A.: “So how do we move forward? What I owe you, I’ll give you, no problem.”

Sabeg: “We have to make sure she comes, I need to make her life difficult with the rabbi (judge Abergel). She’ll come, I’ll ask the rabbi where her apartment is. We said she needs to sign guarantees over the apartment. I’ll try to do that. But I’m telling you, the rabbi is difficult with these things. I have an easier time with him on other things. I didn’t know it’ll be that hard for me to deal with him.”

A.: “I’m telling you, I’m willing to give you whatever it takes.”

Sabeg: “Let me think about it. I told you, even without you calling me I’m trying to do things in your favor. The fact you don’t answer is your problem. It’s your loss, you don’t know what’s going on with the case.”

A.: “The question is what do we do now? Figure something out, you’ll whatever you want. Just do something now.”

Sabeg: “Okay, let me… I’ll see what I can do.”

A week later, the two had the following conversation.

A.: “At the time, you told me something that bothered me. That I owe you from last time. What do I owe you? What I owe I’ll give you, first and foremost.”

Sabeg: “Last time I managed to stop it for you.”

A.: “What do I owe you? I don’t remember. Say how much you want.”

Sabeg: “I expect it to be what is customary…”

A.: “No, no. What I owe you, I’ll give you. A thousand? Two thousand?”

Sabeg: “Bring something appropriate. You see it this way now because things are back to normal. But at the time you wanted one thing, you got it.”

A.: “Is three appropriate?”

Sabeg: “You could say that.”

A.: “Okay, no problem. Now, what do we do to move forward? You told me you could stop this.”

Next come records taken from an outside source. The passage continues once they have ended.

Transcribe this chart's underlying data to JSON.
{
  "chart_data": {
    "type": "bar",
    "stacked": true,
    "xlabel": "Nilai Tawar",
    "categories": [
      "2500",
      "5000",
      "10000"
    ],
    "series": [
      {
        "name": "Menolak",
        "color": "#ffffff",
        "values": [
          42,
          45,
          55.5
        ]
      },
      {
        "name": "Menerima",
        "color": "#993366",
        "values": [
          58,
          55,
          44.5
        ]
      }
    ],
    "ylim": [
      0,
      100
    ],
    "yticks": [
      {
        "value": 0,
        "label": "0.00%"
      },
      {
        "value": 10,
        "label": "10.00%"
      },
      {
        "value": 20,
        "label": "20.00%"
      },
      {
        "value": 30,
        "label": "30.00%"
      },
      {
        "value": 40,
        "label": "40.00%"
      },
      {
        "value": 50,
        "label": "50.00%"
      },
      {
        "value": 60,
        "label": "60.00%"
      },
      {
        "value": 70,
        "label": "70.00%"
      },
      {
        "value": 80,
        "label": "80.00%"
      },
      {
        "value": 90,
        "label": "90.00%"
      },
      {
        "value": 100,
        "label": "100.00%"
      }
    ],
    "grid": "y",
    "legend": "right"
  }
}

Sabeg: “Not stop it completely, but try to convince him. They drive me crazy at the court. They won’t let me work, they put me in the courtroom. They won’t give me time. There’s someone else in another panel. Out of kindness I help her. I can’t help her.”

A.: “When can we meet?”

Sabeg: “At 6 pm. Look, there hasn’t been an final decision made, but okay, at least there’ll be something.”

A temporary slip or a system?

The next meeting between the two was documented by police cameras. “Recently, Sabeg received money several times to interfere with a case presided by the court,” a police representative said during Sabeg’s remand extension hearing. “And both times he was documented.”

If this is indeed the case, was this a temporary slip by Sabeg, or is this a wider-reaching phenomenon? In the recorded call, Sabeg says several times that he is aiding a woman with a case presided by another judges’ panel, and in another conversation he claims to A. that in the past, he influenced a judge that has already retired. During our investigation, another person told us that Sabeg asked him for money, and on Thursday, A.’s ex-wife was also questioned in connection with the case.

The Rabbinical Court said in response: “We are confident that law enforcement authorities will do their work faithfully and we will cooperate if required to do so.”

Sabeg’s attorney, Elimelech Kurzweil, said that “There is no basis for the claim that there was an attempt to influence court proceedings, and in any case, we completely deny the matter.”

And attorney Shai Weiselberg, who represents Rabbi Saar Mizrachi, said “My client was questioned by police and cooperated fully. He claims that he did not pocket any money. Even according to the police, his role in this affair was minor, and therefore the court decided to release him under house arrest.”